I wouldn't worry about it.


----------



## Banksy (Aug 31, 2005)

skorum03;2051851 said:


> When its snowing and you have a plow on the front of your atv, I don't think anyone will think twice about what you're doing.
> 
> I wouldn't worry about it.


I would worry about it. lol

Call your local PD or DMV for the real answer.


----------



## jhall22guitar (Dec 11, 2011)

skorum03;2051851 said:


> When its snowing and you have a plow on the front of your atv, I don't think anyone will think twice about what you're doing.
> 
> I wouldn't worry about it.


----------



## Mike_ (Aug 23, 2014)

These guys will know more about it than me since I just plow for fun  but I think you need to follow local or state laws concerning warning lights, insurance, and business licence if you're plowing for money. I've followed all our local laws concerning permits for year round street driving and added a few things that aren't required for UTV's like turn signals and extra tail/brake lights.


----------



## Mike_ (Aug 23, 2014)

This page has some info on atv registration in Pennsylvania, what town do you live in? I can try to lookup some local laws.
http://www.dmv.org/pa-pennsylvania/other-types-of-vehicles.php


----------



## Mike_ (Aug 23, 2014)

And according to this page: http://www.dcnr.state.pa.us/forestry/recreation/atv/atvregistration/index.htm

Who must register and title?
All ATVs in Pennsylvania, _*except ATVs used solely for business*_ or agricultural purposes, need to be registered and titled with DCNR


----------



## ericash25 (Oct 27, 2015)

Mike_;2051982 said:


> This page has some info on atv registration in Pennsylvania, what town do you live in? I can try to lookup some local laws.
> http://www.dmv.org/pa-pennsylvania/other-types-of-vehicles.php


I live in Downingtown, Pa in upper uwchlan township


----------



## Mike_ (Aug 23, 2014)

Found this site if it pertains to your town, I'll have to keep looking but the one section does say this so they may be a way to drive on street for snow removal.
http://ecode360.com/6452240

_The definition of ATV excludes golf carts, construction machines, utility vehicles used for business operations, agriculture, yard work, landscaping, *snow removal*_


----------



## Mike_ (Aug 23, 2014)

Got that info from a link off the main site http://www.downingtown.org/ all other laws seem to revert back to state laws.


----------



## JustJeff (Sep 9, 2009)

Damn Mike, you're doing a lot of research that the OP could/should have done himself. Kudos to you!


----------



## Mike_ (Aug 23, 2014)

Harleyjeff;2055926 said:


> Damn Mike, you're doing a lot of research that the OP could/should have done himself. Kudos to you!
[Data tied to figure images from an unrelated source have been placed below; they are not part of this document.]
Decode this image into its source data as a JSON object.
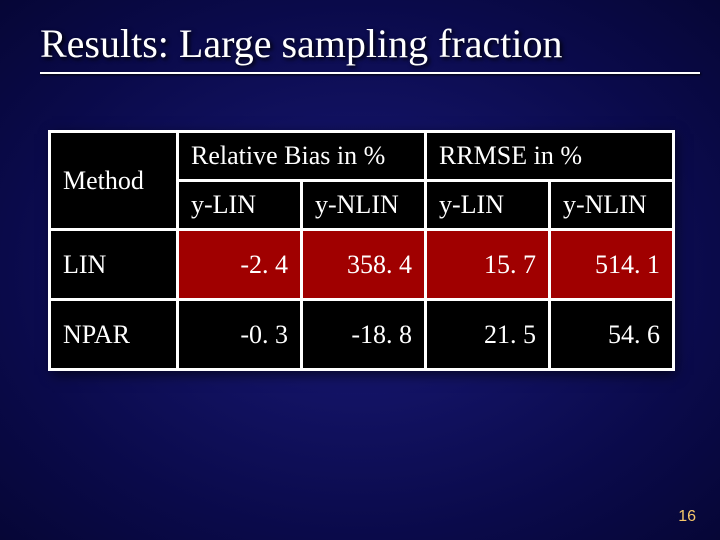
{
  "slide": {
    "title": "Results: Large sampling fraction",
    "page_number": "16"
  },
  "table": {
    "type": "table",
    "background_colors": {
      "header": "#000000",
      "row_label": "#000000",
      "highlight": "#a00000",
      "normal": "#000000"
    },
    "border_color": "#ffffff",
    "text_color": "#ffffff",
    "font_family": "Times New Roman",
    "header_fontsize": 26,
    "cell_fontsize": 26,
    "columns": {
      "method_label": "Method",
      "group1": "Relative Bias in %",
      "group2": "RRMSE in %",
      "sub": [
        "y-LIN",
        "y-NLIN",
        "y-LIN",
        "y-NLIN"
      ]
    },
    "rows": [
      {
        "label": "LIN",
        "values": [
          "-2. 4",
          "358. 4",
          "15. 7",
          "514. 1"
        ],
        "highlight": [
          true,
          true,
          true,
          true
        ]
      },
      {
        "label": "NPAR",
        "values": [
          "-0. 3",
          "-18. 8",
          "21. 5",
          "54. 6"
        ],
        "highlight": [
          false,
          false,
          false,
          false
        ]
      }
    ]
  }
}
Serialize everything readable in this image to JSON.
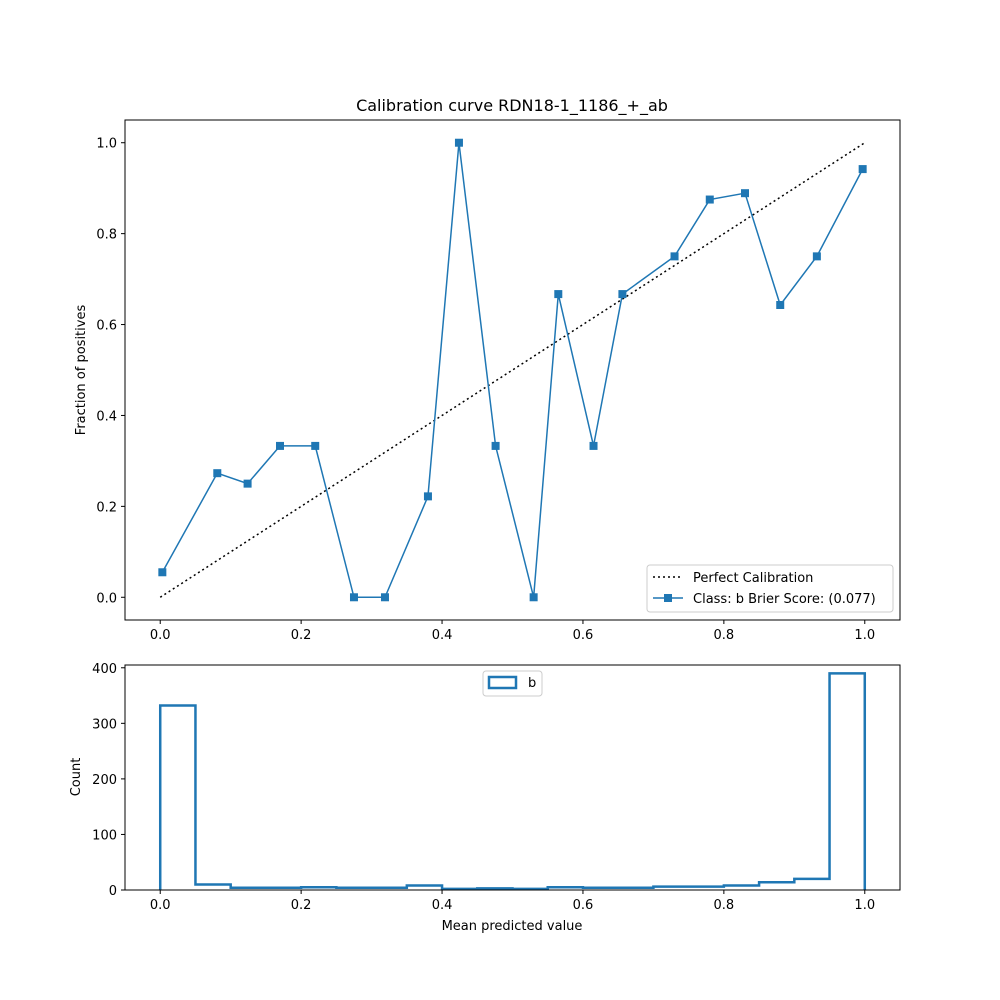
{
  "chart_data": [
    {
      "type": "line",
      "title": "Calibration curve RDN18-1_1186_+_ab",
      "xlabel": "",
      "ylabel": "Fraction of positives",
      "xlim": [
        -0.05,
        1.05
      ],
      "ylim": [
        -0.05,
        1.05
      ],
      "x_ticks": [
        "0.0",
        "0.2",
        "0.4",
        "0.6",
        "0.8",
        "1.0"
      ],
      "y_ticks": [
        "0.0",
        "0.2",
        "0.4",
        "0.6",
        "0.8",
        "1.0"
      ],
      "grid": false,
      "legend_position": "lower-right",
      "series": [
        {
          "name": "Perfect Calibration",
          "style": "dotted",
          "color": "#000000",
          "x": [
            0,
            1
          ],
          "y": [
            0,
            1
          ]
        },
        {
          "name": "Class: b Brier Score: (0.077)",
          "style": "line-square-markers",
          "color": "#1f77b4",
          "x": [
            0.003,
            0.081,
            0.124,
            0.17,
            0.22,
            0.275,
            0.319,
            0.38,
            0.424,
            0.476,
            0.53,
            0.565,
            0.615,
            0.656,
            0.73,
            0.78,
            0.83,
            0.88,
            0.932,
            0.997
          ],
          "y": [
            0.055,
            0.273,
            0.25,
            0.333,
            0.333,
            0.0,
            0.0,
            0.222,
            1.0,
            0.333,
            0.0,
            0.667,
            0.333,
            0.667,
            0.75,
            0.875,
            0.889,
            0.643,
            0.75,
            0.942
          ]
        }
      ]
    },
    {
      "type": "histogram",
      "title": "",
      "xlabel": "Mean predicted value",
      "ylabel": "Count",
      "xlim": [
        -0.05,
        1.05
      ],
      "ylim": [
        0,
        405
      ],
      "x_ticks": [
        "0.0",
        "0.2",
        "0.4",
        "0.6",
        "0.8",
        "1.0"
      ],
      "y_ticks": [
        "0",
        "100",
        "200",
        "300",
        "400"
      ],
      "grid": false,
      "legend_position": "top-center",
      "series": [
        {
          "name": "b",
          "color": "#1f77b4",
          "bin_edges": [
            0.0,
            0.05,
            0.1,
            0.15,
            0.2,
            0.25,
            0.3,
            0.35,
            0.4,
            0.45,
            0.5,
            0.55,
            0.6,
            0.65,
            0.7,
            0.75,
            0.8,
            0.85,
            0.9,
            0.95,
            1.0
          ],
          "counts": [
            332,
            10,
            4,
            4,
            5,
            4,
            4,
            8,
            2,
            3,
            2,
            5,
            4,
            4,
            6,
            6,
            8,
            14,
            20,
            390
          ]
        }
      ]
    }
  ]
}
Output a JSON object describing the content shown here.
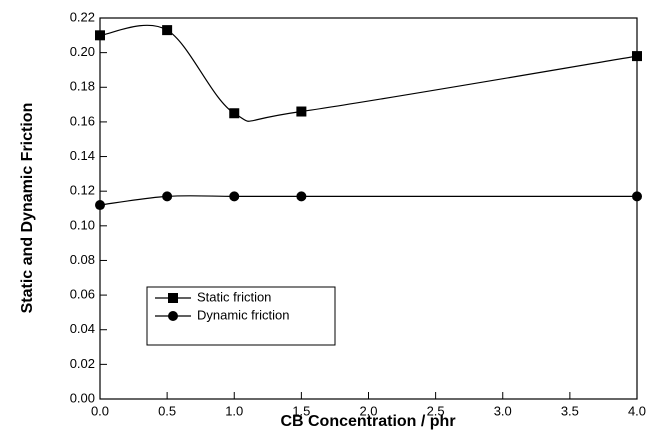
{
  "chart_data": {
    "type": "line",
    "x_label": "CB Concentration / phr",
    "y_label": "Static and Dynamic Friction",
    "xlim": [
      0,
      4
    ],
    "xticks": [
      {
        "value": 0,
        "label": "0.0"
      },
      {
        "value": 0.5,
        "label": "0.5"
      },
      {
        "value": 1,
        "label": "1.0"
      },
      {
        "value": 1.5,
        "label": "1.5"
      },
      {
        "value": 2,
        "label": "2.0"
      },
      {
        "value": 2.5,
        "label": "2.5"
      },
      {
        "value": 3,
        "label": "3.0"
      },
      {
        "value": 3.5,
        "label": "3.5"
      },
      {
        "value": 4,
        "label": "4.0"
      }
    ],
    "ylim": [
      0,
      0.22
    ],
    "yticks": [
      {
        "value": 0,
        "label": "0.00"
      },
      {
        "value": 0.02,
        "label": "0.02"
      },
      {
        "value": 0.04,
        "label": "0.04"
      },
      {
        "value": 0.06,
        "label": "0.06"
      },
      {
        "value": 0.08,
        "label": "0.08"
      },
      {
        "value": 0.1,
        "label": "0.10"
      },
      {
        "value": 0.12,
        "label": "0.12"
      },
      {
        "value": 0.14,
        "label": "0.14"
      },
      {
        "value": 0.16,
        "label": "0.16"
      },
      {
        "value": 0.18,
        "label": "0.18"
      },
      {
        "value": 0.2,
        "label": "0.20"
      },
      {
        "value": 0.22,
        "label": "0.22"
      }
    ],
    "x": [
      0,
      0.5,
      1,
      1.5,
      4
    ],
    "series": [
      {
        "name": "Static friction",
        "color": "#000000",
        "marker": "square",
        "values": [
          0.21,
          0.213,
          0.165,
          0.166,
          0.198
        ]
      },
      {
        "name": "Dynamic friction",
        "color": "#000000",
        "marker": "circle",
        "values": [
          0.112,
          0.117,
          0.117,
          0.117,
          0.117
        ]
      }
    ],
    "smooth": true,
    "legend": "lower-left"
  }
}
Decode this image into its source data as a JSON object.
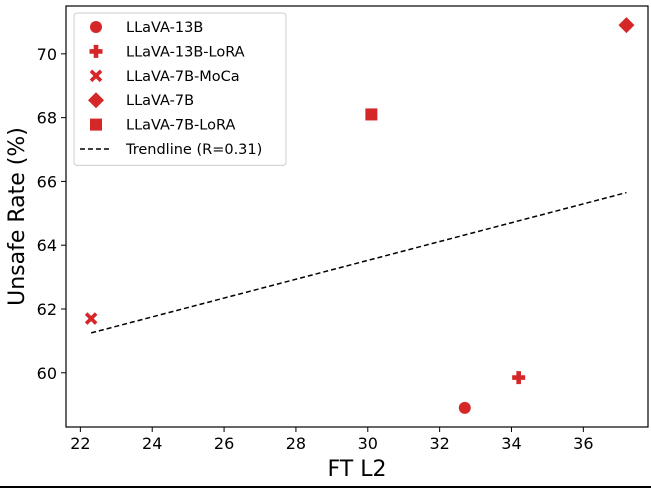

Thanks, hell I'm new on the site just trying to help if I can and learn along the way.


----------



## JustJeff (Sep 9, 2009)

Mike_;2055934 said:


> Thanks, hell I'm new on the site just trying to help if I can and learn along the way.


Very nice of you. Keep it up.


----------



## Ramitt (Mar 12, 2013)

It really depends on your local cops... I know where you are located and they maybe a little bit more picky than here... You will prob be fine but dont wanna tell you that for sure... Id call the local pd and ask them if with a snow storm they would allow short travel to help neighbors out..

I took my atv about 2 miles down the road here to get gas for it and wasnt worried about it considering I was having a hard time traveling on the road in 4wd let alone everyone else


----------